Using whatever method your team prefers and has practiced, it quickly begins room clearing, trying to keep a balance between momentum, assignments and thoroughness.  This is where things sometimes start to unravel, maybe because of the lack of planning or training for what you may encounter on the inside, and you may encounter virtually anything.  However, there are some tried and true recommended procedures established by pioneers in this business who have networked and gathered information from across the country and around the world.  Before others have to learn by doing it, they can digest some of this information to include in plan A, B, C and so forth. Plan A seldom works to perfection.

Closed Doors
It has been an accepted practice for initial entry officers to pass closed doors to closets, etc.  The idea here is to not lose momentum, but the philosophy applies to entries where the team is sure it has the element of surprise rather than a search scenario where the entry will be more covert and methodical.

Additionally, if the team has the element of surprise, especially where a flash-bang is deployed, suspects will not normally have time to seek a hiding place and/or will not have time or the desire to get a weapon.

In such dynamic entries, follow-up officers will have the opportunity to check behind closed doors using accepted techniques.  If you believe you have a better way, use it.

You Catch’em, You Clean’em               
Lead officers are normally those who make first contact with subjects, whether they are suspects or so-called “non-combatants.”  If the person is believed to be a suspect, the officer first making contact should normally be the one to take him or her into custody rather than pass the person on to another officer.  This is because the initial officer almost always has more information about the suspect, having observed the person’s actions from the start.  If another officer is available, one officer should secure the suspect while the other officer provides cover.  This is, plain and simple, the Contact/Cover doctrine that should always be used by law enforcement officers if possible.

Too Many Words
When confronting ANY suspect, Keep It Super Simple (KISS)!  Too much talk only confuses the situation.  Break the TV training of saying “Show me your hands,” and simply command “HANDS UP,” or “MANOS ARRIBA,” if Spanish is called for.

Stay Inside!
If there are multiple suspects and one or more of them exit the location, entry officers must NOT follow them, but let the inner perimeter team apprehend them.  I cannot stress enough the value of one or more K-9’s among the officers on the outside.  Along with entry officers not exiting the location in pursuit of a suspect goes perimeter officers not entering the location, much less firing into it…Yes, it’s happened.

When it’s Over
Once the location is “secure,” make sure! This is the time for a more thorough search, as suspects and small children can hide in very small places.  A K-9 can be a great help in locating such people, as can pole mirrors to search attics and other such places.  TIP:  Good mirrors can be ordered through local septic tank cleaning companies.

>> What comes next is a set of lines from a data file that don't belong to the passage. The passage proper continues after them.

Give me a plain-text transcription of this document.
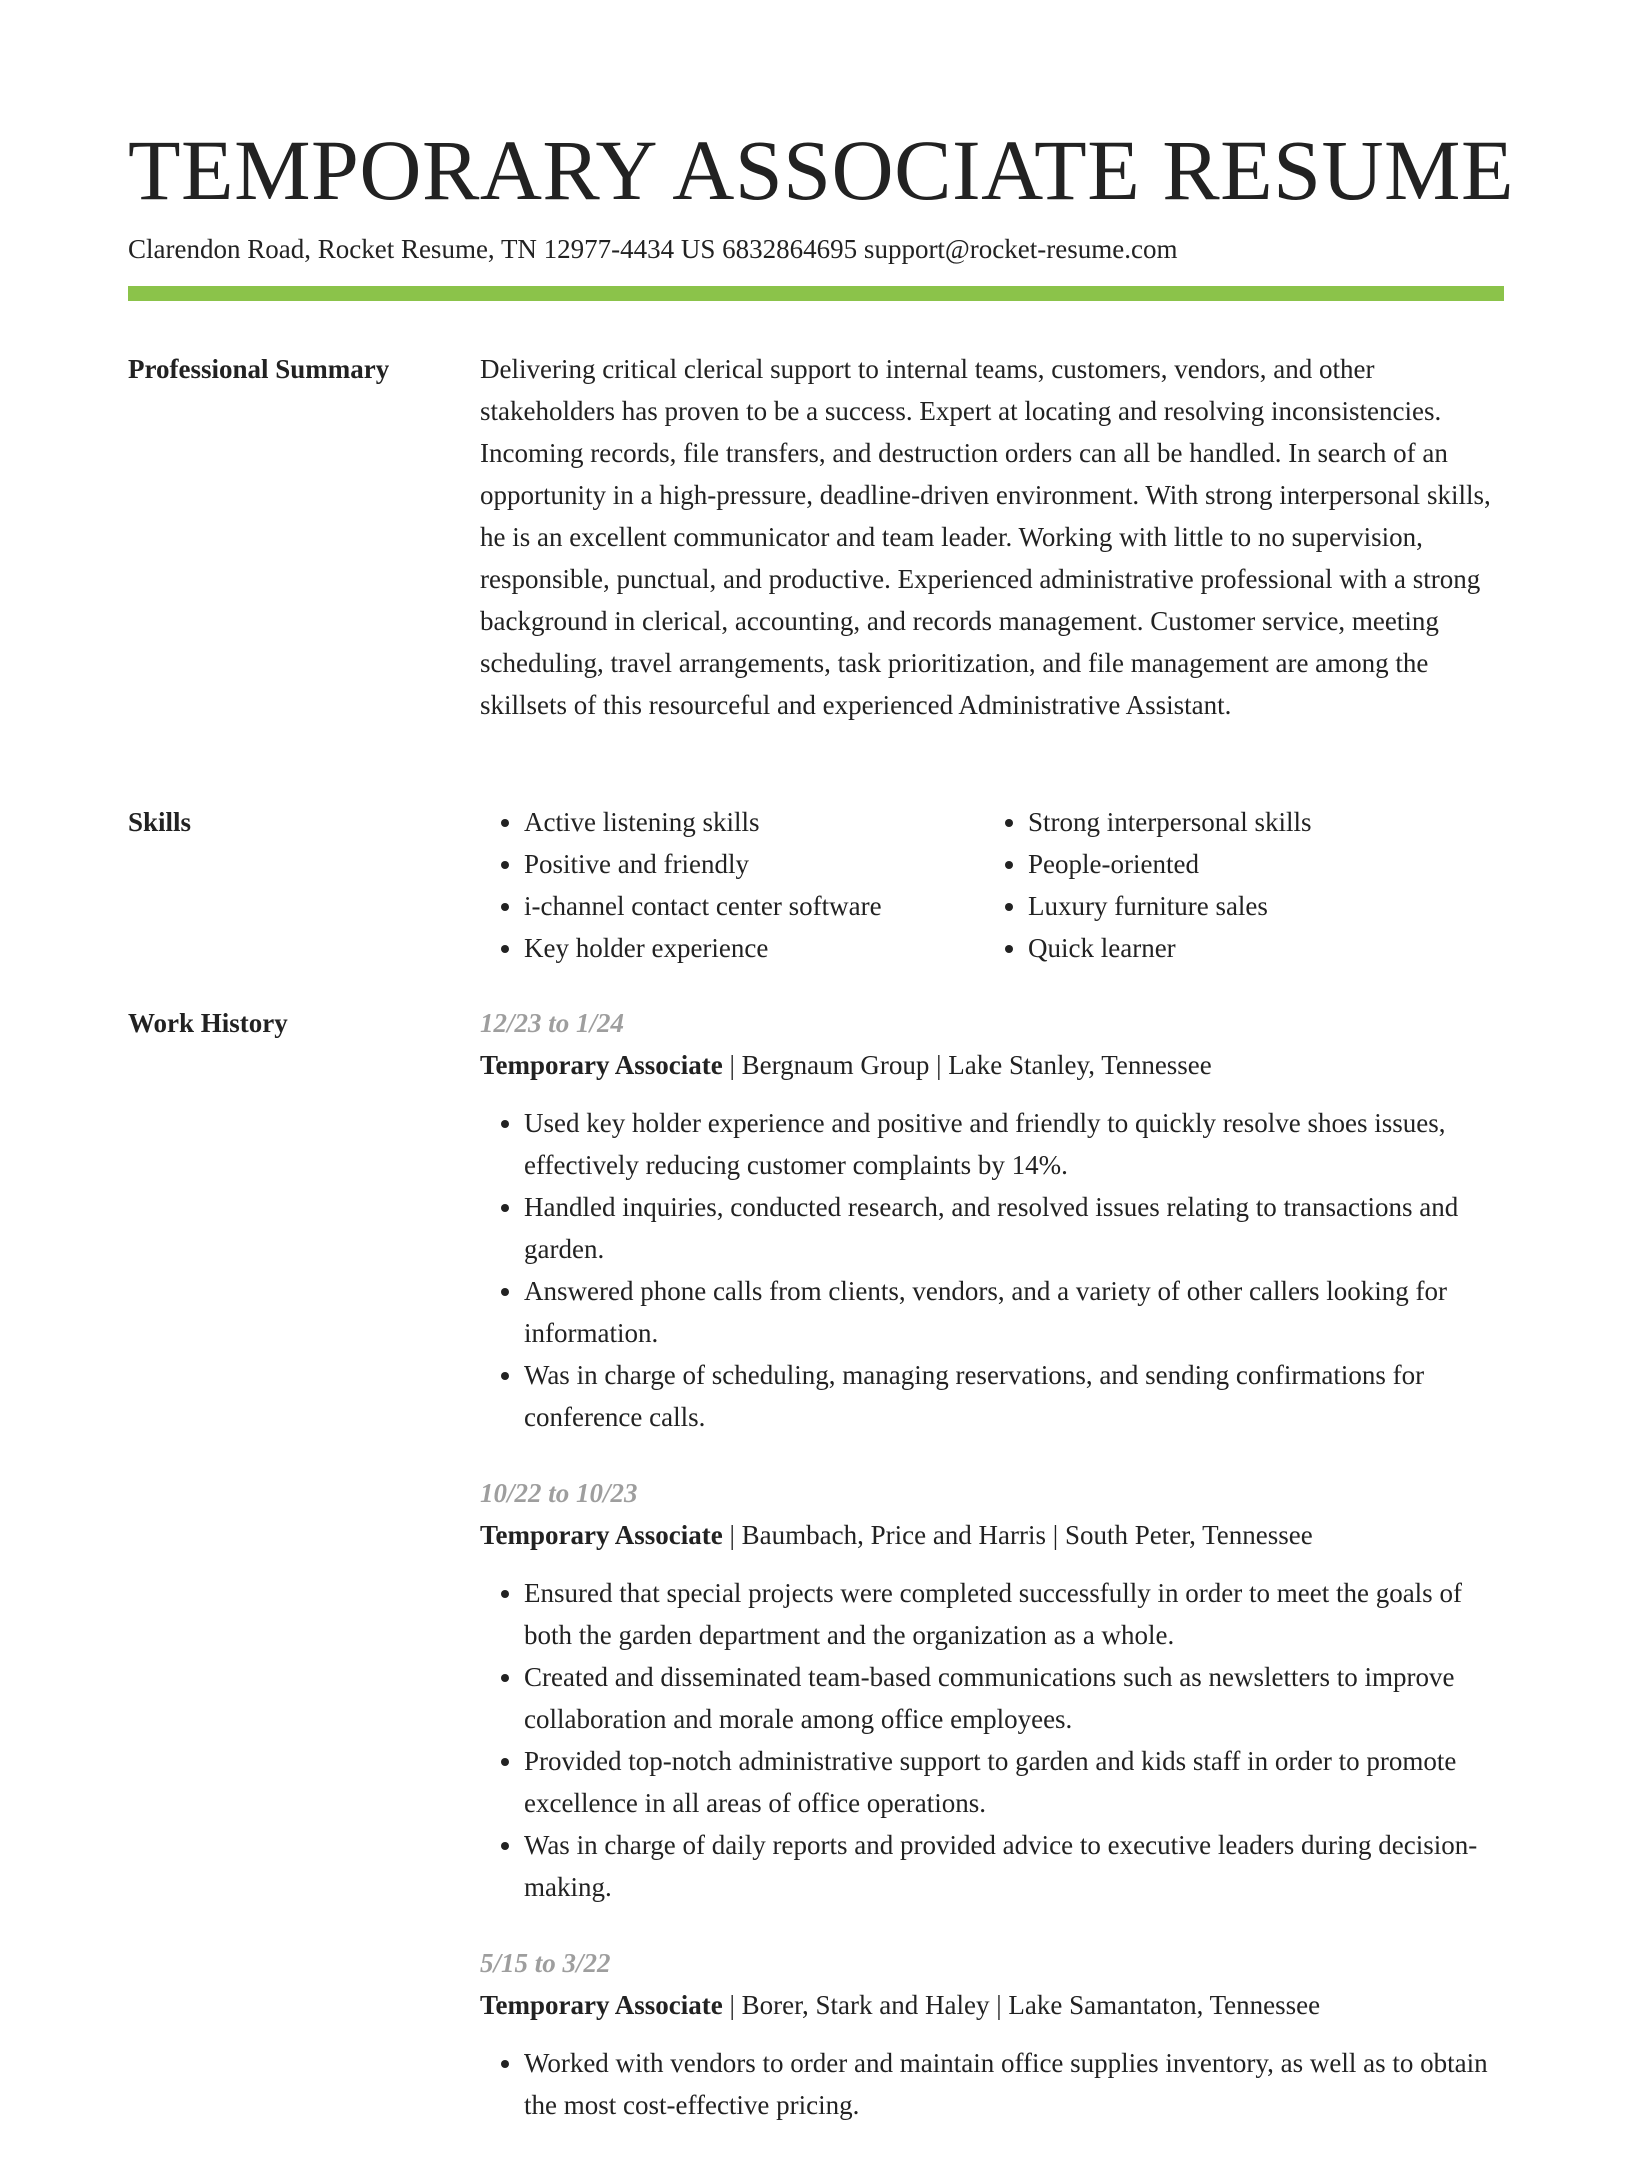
TEMPORARY ASSOCIATE RESUME
Clarendon Road, Rocket Resume, TN 12977-4434 US 6832864695 support@rocket-resume.com
Professional Summary	Delivering critical clerical support to internal teams, customers, vendors, and other stakeholders has proven to be a success. Expert at locating and resolving inconsistencies. Incoming records, file transfers, and destruction orders can all be handled. In search of an opportunity in a high-pressure, deadline-driven environment. With strong interpersonal skills, he is an excellent communicator and team leader. Working with little to no supervision, responsible, punctual, and productive. Experienced administrative professional with a strong background in clerical, accounting, and records management. Customer service, meeting scheduling, travel arrangements, task prioritization, and file management are among the skillsets of this resourceful and experienced Administrative Assistant.

Skills
•	Active listening skills
• Positive and friendly
• i-channel contact center software
• Key holder experience
• Strong interpersonal skills
• People-oriented
• Luxury furniture sales
• Quick learner
Work History	12/23 to 1/24
Temporary Associate | Bergnaum Group | Lake Stanley, Tennessee
• Used key holder experience and positive and friendly to quickly resolve shoes issues, effectively reducing customer complaints by 14%.
• Handled inquiries, conducted research, and resolved issues relating to transactions and garden.
• Answered phone calls from clients, vendors, and a variety of other callers looking for information.
• Was in charge of scheduling, managing reservations, and sending confirmations for conference calls.
10/22 to 10/23
Temporary Associate | Baumbach, Price and Harris | South Peter, Tennessee
• Ensured that special projects were completed successfully in order to meet the goals of both the garden department and the organization as a whole.
• Created and disseminated team-based communications such as newsletters to improve collaboration and morale among office employees.
• Provided top-notch administrative support to garden and kids staff in order to promote excellence in all areas of office operations.
• Was in charge of daily reports and provided advice to executive leaders during decision-making.
5/15 to 3/22
Temporary Associate | Borer, Stark and Haley | Lake Samantaton, Tennessee
• Worked with vendors to order and maintain office supplies inventory, as well as to obtain the most cost-effective pricing.
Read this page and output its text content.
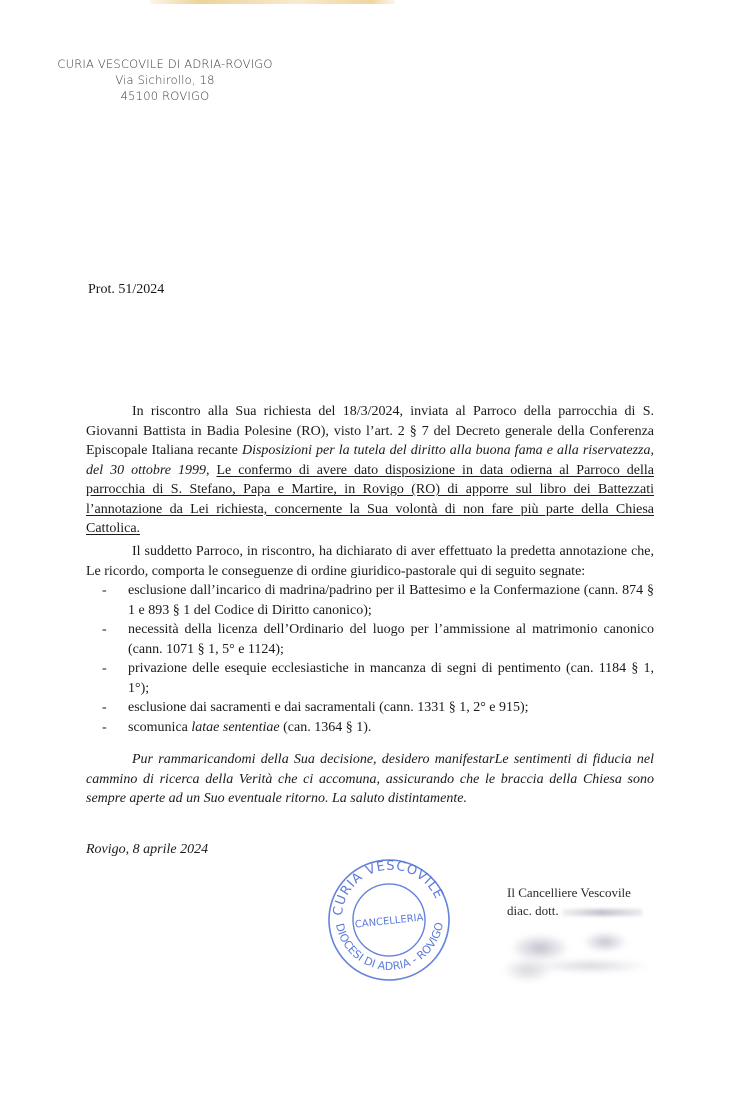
CURIA VESCOVILE DI ADRIA-ROVIGO
Via Sichirollo, 18
45100 ROVIGO
Prot. 51/2024
In riscontro alla Sua richiesta del 18/3/2024, inviata al Parroco della parrocchia di S. Giovanni Battista in Badia Polesine (RO), visto l’art. 2 § 7 del Decreto generale della Conferenza Episcopale Italiana recante Disposizioni per la tutela del diritto alla buona fama e alla riservatezza, del 30 ottobre 1999, Le confermo di avere dato disposizione in data odierna al Parroco della parrocchia di S. Stefano, Papa e Martire, in Rovigo (RO) di apporre sul libro dei Battezzati l’annotazione da Lei richiesta, concernente la Sua volontà di non fare più parte della Chiesa Cattolica.
Il suddetto Parroco, in riscontro, ha dichiarato di aver effettuato la predetta annotazione che, Le ricordo, comporta le conseguenze di ordine giuridico-pastorale qui di seguito segnate:
- esclusione dall’incarico di madrina/padrino per il Battesimo e la Confermazione (cann. 874 § 1 e 893 § 1 del Codice di Diritto canonico);
- necessità della licenza dell’Ordinario del luogo per l’ammissione al matrimonio canonico (cann. 1071 § 1, 5° e 1124);
- privazione delle esequie ecclesiastiche in mancanza di segni di pentimento (can. 1184 § 1, 1°);
- esclusione dai sacramenti e dai sacramentali (cann. 1331 § 1, 2° e 915);
- scomunica latae sententiae (can. 1364 § 1).
Pur rammaricandomi della Sua decisione, desidero manifestarLe sentimenti di fiducia nel cammino di ricerca della Verità che ci accomuna, assicurando che le braccia della Chiesa sono sempre aperte ad un Suo eventuale ritorno. La saluto distintamente.
Rovigo, 8 aprile 2024
CURIA VESCOVILE
DIOCESI DI ADRIA - ROVIGO
CANCELLERIA
Il Cancelliere Vescovile
diac. dott.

If a bang was deployed, make sure it did not create a smoldering carpet or piece of furniture!  This is why a fire extinguisher should have been left at the front door.  The body bunker was in case an officer rescue became necessary, but we’ll leave that procedure for another time.

Is all of this written in stone?  Not quite, but it should be written in your training manual, in my opinion.  Will it always work?  No, but I believe it should be the basis for your tactical toolbox.  Did we cover everything?  Not by a long shot.  There are countless unknown variables.  What do you do when they occur?  Adapt and overcome.  That’s what plan B, C, D & etc. are all about.